Maggie-Now by Betty Smith (September 4-13, 2005)



Maggie-Now is a story of family life of an Irish family in Brooklyn. While named for Margaret Moore Basset, the novel varies in focus, telling the stories of many others, including her father, younger brother, and neighbors. Like her other three novels, I was engrossed in Maggie-Now and compelled by the plot and character dynamics.

The story begins in Ireland before Patrick Dennis Moore runs away to America. He’s in love with Margaret “Maggie” Rose, a lovely and poor girl. Pat’s mother is clingy, and desperate to hold onto Patty, her thirteenth and youngest child. When Margaret’s mother believes she will be ruined by her relationship with Pat, who is trying to avoid marriage, she summons her son Timmy back from Brooklyn to help her and his sister. Timmy arrives and gives Pat a public thrashing giving him the order to marry Margaret. In shame, Pat agrees but then runs away for America leaving behind his love, Margaret Rose. He arrives in Brooklyn, alone, with nothing. He gets a job, and eventually marries the boss’s daughter, Mary. Pat and Mary have a daughter, who they name for Pat’s first love, Margaret Rose. She eventually earns the nickname Maggie-Now, from the lectures her mother gives her chasing her around as a child. When Maggie is 16, her mother is pregnant again. She dies giving birth to her son Dennis “Denny” Patrick, and Maggie is left to raise her younger brother as her own son, and care for her father.

While Pat is charismatic and well-liked, he’s distant from his own children and they never have a caring relationship. Pat is a child, who plays wolf to get Maggie and Denny’s attention and the attention of his priest. He seems to have shut down, and closed himself off from his memories of Ireland, and giving up his mother and true love. Instead, he shows only a rocky exterior, full of criticism. His children meanwhile don’t have the same fire in them, or the same childishness, so they never understand one another.

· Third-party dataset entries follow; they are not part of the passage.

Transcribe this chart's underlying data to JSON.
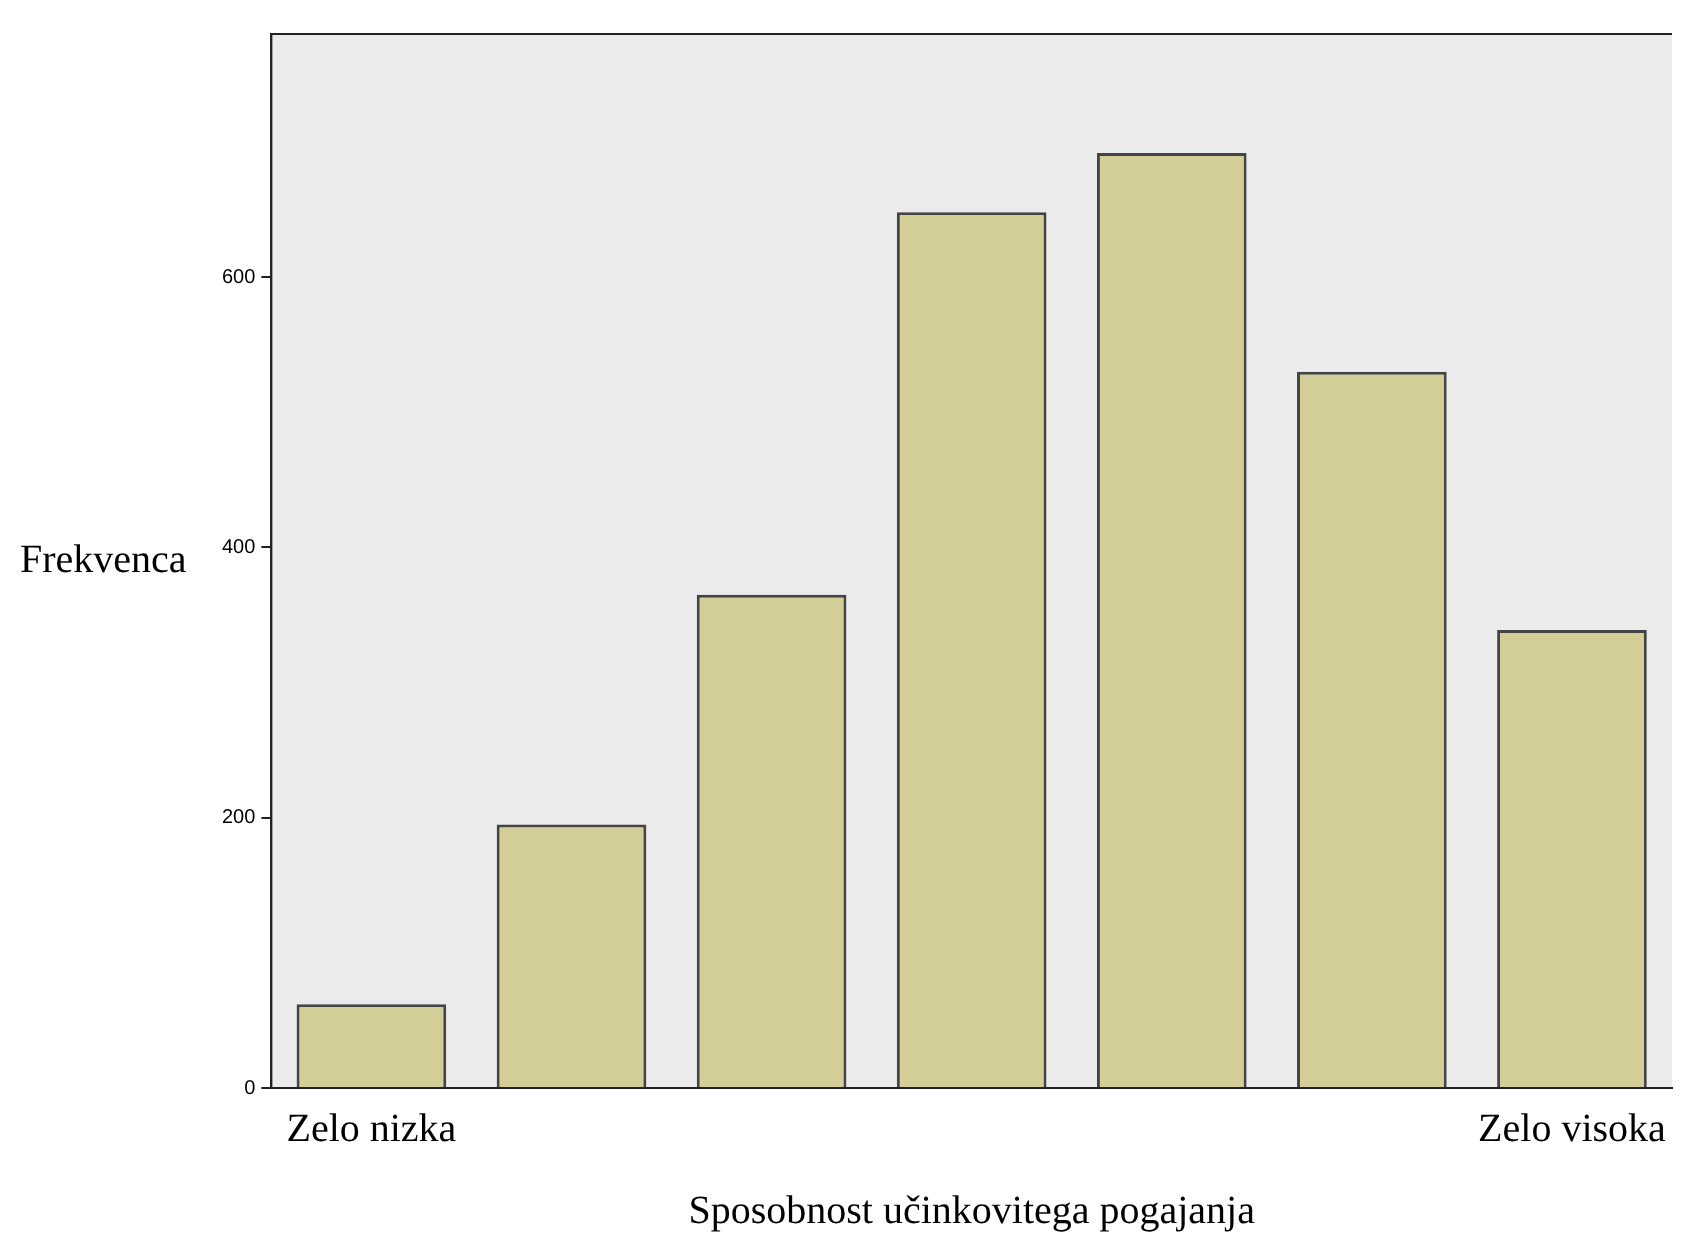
{
  "chart_data": {
    "type": "bar",
    "xlabel": "Sposobnost učinkovitega pogajanja",
    "ylabel": "Frekvenca",
    "categories": [
      "Zelo nizka",
      null,
      null,
      null,
      null,
      null,
      "Zelo visoka"
    ],
    "values": [
      62,
      195,
      365,
      648,
      692,
      530,
      339
    ],
    "color": "#d3ce97",
    "ylim": [
      0,
      780
    ],
    "yticks": [
      0,
      200,
      400,
      600
    ],
    "grid": false,
    "legend": false
  }
}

Maggie misses out on all the things her peers experience. Isolated in her home, she doesn’t have any friends her own age. She grows to be a hardworking, practical and very serious woman. As she ages, she begins to crave her own life, a romance, and children of her own. Then she meets Claude, a secretive, educated, traveling salesman. She falls in love with him over and turns away men from Brooklyn who could make her a happy wife, care for her, and give her the children she craves. Maggie and Claude marry, and he moves in with Pat and Denny. While Claude makes Maggie feel like a princess, she treats her shabbily, never providing for her, manipulating her, and leaving her for three quarters of the year without reason or mention. Maggie waits for him, never asks him questions, and continues to love him. She prays she’ll have his baby.

Though the book begins with a quickly moving plot, the middle of the book slows, as Maggie waits and the results of her poor choice in a spouse bring her no happiness. The years go by and Claude returns each winter, only to depart with the spring wind. Meanwhile, Maggie takes in foster children as the years go by and she is still childless. The reader eventually learns Claude’s secret – that he was an orphan who knows nothing of his history. However, nothing about Claude inclines the reader to have sympathy for him. Soon after his secret is revealed, Claude dies and Maggie is left alone. Denny has grown into manhood, become a butcher and married. Pat has retired and married a widow who runs a boarding home. Meanwhile, the reader is left wondering what will become of Maggie-Now, the forgotten center of the book. She’s given herself up for everyone in her life, and is left alone in the end. While Betty Smith’s stories draw you in, the conclusion of Maggie-Now left something to be desired.